Another day out the office (I attended Interiors Birmingham Expo last week) and this time for The Future of Social Media conference, hosted at The Cumberland Hotel, London. Social Media is something that has varying degrees of understanding. I’m sure even the the Social Media pros still debate the true definition. Rohit Bhargava summed up Social Media neatly in a couple of words – demystifying the often over-complicated versions:
“Social Media is where people are sharing information socially like comments, discussions, photos, music, etc (not just blogs, twitter, YouTube)”

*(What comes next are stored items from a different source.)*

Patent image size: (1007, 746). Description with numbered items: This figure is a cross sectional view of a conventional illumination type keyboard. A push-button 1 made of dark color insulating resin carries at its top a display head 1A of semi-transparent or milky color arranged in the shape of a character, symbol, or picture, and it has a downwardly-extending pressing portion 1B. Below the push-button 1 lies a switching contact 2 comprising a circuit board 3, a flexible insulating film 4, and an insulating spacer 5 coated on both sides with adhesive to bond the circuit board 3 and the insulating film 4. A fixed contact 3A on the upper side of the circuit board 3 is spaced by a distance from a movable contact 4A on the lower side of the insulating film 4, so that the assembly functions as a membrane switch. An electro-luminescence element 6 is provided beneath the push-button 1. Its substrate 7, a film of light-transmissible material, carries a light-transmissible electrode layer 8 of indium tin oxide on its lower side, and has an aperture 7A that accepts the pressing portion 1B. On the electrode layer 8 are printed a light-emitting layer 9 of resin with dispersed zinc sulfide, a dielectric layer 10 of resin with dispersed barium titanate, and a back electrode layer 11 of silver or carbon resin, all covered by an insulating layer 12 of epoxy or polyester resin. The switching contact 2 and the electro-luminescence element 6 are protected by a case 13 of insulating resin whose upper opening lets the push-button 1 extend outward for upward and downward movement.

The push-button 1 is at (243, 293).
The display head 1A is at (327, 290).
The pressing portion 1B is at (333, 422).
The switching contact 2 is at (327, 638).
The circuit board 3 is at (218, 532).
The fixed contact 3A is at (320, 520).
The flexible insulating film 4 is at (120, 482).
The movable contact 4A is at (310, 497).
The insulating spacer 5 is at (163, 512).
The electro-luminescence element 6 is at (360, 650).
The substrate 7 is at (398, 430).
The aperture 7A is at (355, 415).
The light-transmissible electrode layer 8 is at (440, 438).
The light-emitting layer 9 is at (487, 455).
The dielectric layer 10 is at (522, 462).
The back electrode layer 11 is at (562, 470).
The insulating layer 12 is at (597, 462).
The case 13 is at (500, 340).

Rohit Bhargava, SVP Marketing, Ogilvy
As usual I took notes, but in the end I’ve decided to write this post on *just* one of the presentations – actually a workshop – from the conference. Kevin Lawver, Chief Architect, Music Intelligence Solutions entitled: Making Marketing More Human Through Technology
Here are some of my take-away’s from Kevin’s presentation:
- Social Media is a “Silly Term” – all media is social, all media begs commentary
- Cluetrain Manifesto (1999) – was a prophecy, not a manifesto
- Social Media is about the all the conversation
- Social Media is about: Following them , starting them and joining them
- Every online community is a tribe
- Feed reader – get it. It’s the fastest way to scan and track the right conversations
- Google alerts – important
- Twitter: The web’s dinner party
- Constant partial attention phenomenon
- Starting conversations: get a blog – validate humanity
On Twitter:
- Don’t just broadcast
- Be useful
- Don’t follow everyone
- Don’t be annoying
- Do follow those who follow you
- Offer support where you can
- Follow: @garyvee, @zappos, @twalk, @railsmachine, @halcyon
- Twitter’s not for marketing – it’s PR. Some argue that Twitter is Marketing and some argue that’s they’re both (My tweet and the subsequent responses from @EEPaul, @BenLaMothe and @kaigani)
- Don’t inflict rules for bloggers in corporate environments – they’ll do their own thing.
The future:
- Reputation – biggest missing piece out there. Creating ‘Reputation Models’
- Aggregators – people love these. FB’s wall is interesting
- API Traps – need to make sure that they’re around for soem time – if they go down what happens?
- Activity Streams – slow uptake, but people love it.
The Presentation:
Tags: conference, fosm, Social Media

Hi Rob
Great report. I wish I had made the conference.
Your post suggests a real shift from the previous conference three months ago. Back then, it was all about the excitement of social media. Now your post reads as if there was focus on communities, ROI and research. The siren calls have been heard.